Country: Germany, Switzerland

Trial details:

Latest news: CureVac has presented the results of a Phase I/IIa trial in non-small cell lung cancer (NSCLC) with CV9201, an mRNA-based cancer vaccine, in patients with NSCLC stage IIIB/IV after first-line chemo-radiotherapy or chemotherapy, respectively. The trial strived to assess safety and toxicity of CV9201 as well as its ability to induce antigen-specific humoral and cellular immune responses in cancer patients.
The results suggest that CV9201 is safe, well tolerated and biologically active. The trial evaluated a five dose regime of CV9201 delivered via intradermal injection in 46 patients.

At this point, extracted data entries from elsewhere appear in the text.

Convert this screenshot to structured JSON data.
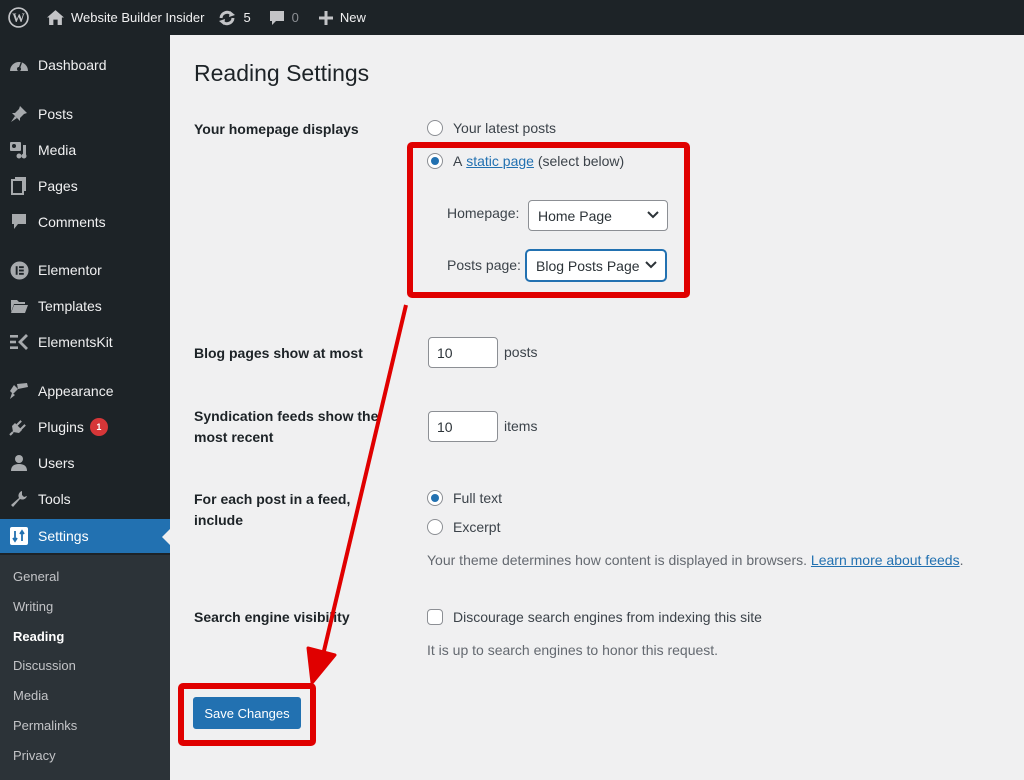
{
  "adminbar": {
    "site_name": "Website Builder Insider",
    "updates_count": "5",
    "comments_count": "0",
    "new_label": "New"
  },
  "sidebar": {
    "items": [
      {
        "label": "Dashboard",
        "icon": "dashboard-icon"
      },
      {
        "label": "Posts",
        "icon": "pin-icon"
      },
      {
        "label": "Media",
        "icon": "media-icon"
      },
      {
        "label": "Pages",
        "icon": "pages-icon"
      },
      {
        "label": "Comments",
        "icon": "comment-icon"
      },
      {
        "label": "Elementor",
        "icon": "elementor-icon"
      },
      {
        "label": "Templates",
        "icon": "folder-icon"
      },
      {
        "label": "ElementsKit",
        "icon": "elementskit-icon"
      },
      {
        "label": "Appearance",
        "icon": "brush-icon"
      },
      {
        "label": "Plugins",
        "icon": "plug-icon",
        "badge": "1"
      },
      {
        "label": "Users",
        "icon": "user-icon"
      },
      {
        "label": "Tools",
        "icon": "wrench-icon"
      },
      {
        "label": "Settings",
        "icon": "settings-icon",
        "active": true
      }
    ],
    "submenu": [
      {
        "label": "General"
      },
      {
        "label": "Writing"
      },
      {
        "label": "Reading",
        "current": true
      },
      {
        "label": "Discussion"
      },
      {
        "label": "Media"
      },
      {
        "label": "Permalinks"
      },
      {
        "label": "Privacy"
      }
    ]
  },
  "page": {
    "title": "Reading Settings",
    "homepage_displays": {
      "label": "Your homepage displays",
      "option_latest": "Your latest posts",
      "option_static_prefix": "A",
      "option_static_link": "static page",
      "option_static_suffix": "(select below)",
      "selected": "static page",
      "homepage_label": "Homepage:",
      "homepage_value": "Home Page",
      "posts_page_label": "Posts page:",
      "posts_page_value": "Blog Posts Page"
    },
    "blog_pages": {
      "label": "Blog pages show at most",
      "value": "10",
      "unit": "posts"
    },
    "syndication": {
      "label": "Syndication feeds show the most recent",
      "value": "10",
      "unit": "items"
    },
    "feed_include": {
      "label": "For each post in a feed, include",
      "option_full": "Full text",
      "option_excerpt": "Excerpt",
      "selected": "Full text",
      "description": "Your theme determines how content is displayed in browsers.",
      "learn_more": "Learn more about feeds",
      "period": "."
    },
    "search_visibility": {
      "label": "Search engine visibility",
      "checkbox_label": "Discourage search engines from indexing this site",
      "checked": false,
      "description": "It is up to search engines to honor this request."
    },
    "save_button": "Save Changes"
  },
  "annotation": {
    "color": "#e00000"
  }
}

The trial with CV9201, conducted in Germany and Switzerland , was the first to test an immunotherapy based on CureVac´s RNActive® vaccination technology in patients after heavy pre-treatment with chemotherapy. 65% of the phase IIa study patients responded to at least one antigen out of the five antigens in CV9201. The therapeutic mRNA vaccine induces responses against multiple antigens in two thirds of immunologically responding patients. A profound B-cell activation could be seen in 61% of the patients.
The results of the NSCLC trial underpin the broad applicability of CureVac’s proprietary RNActive® vaccination technology to generate novel cancer vaccines against tumor-associated antigens. The results are seen as another important validation step of CureVac’s innovative proprietary RNActive® vaccination technology.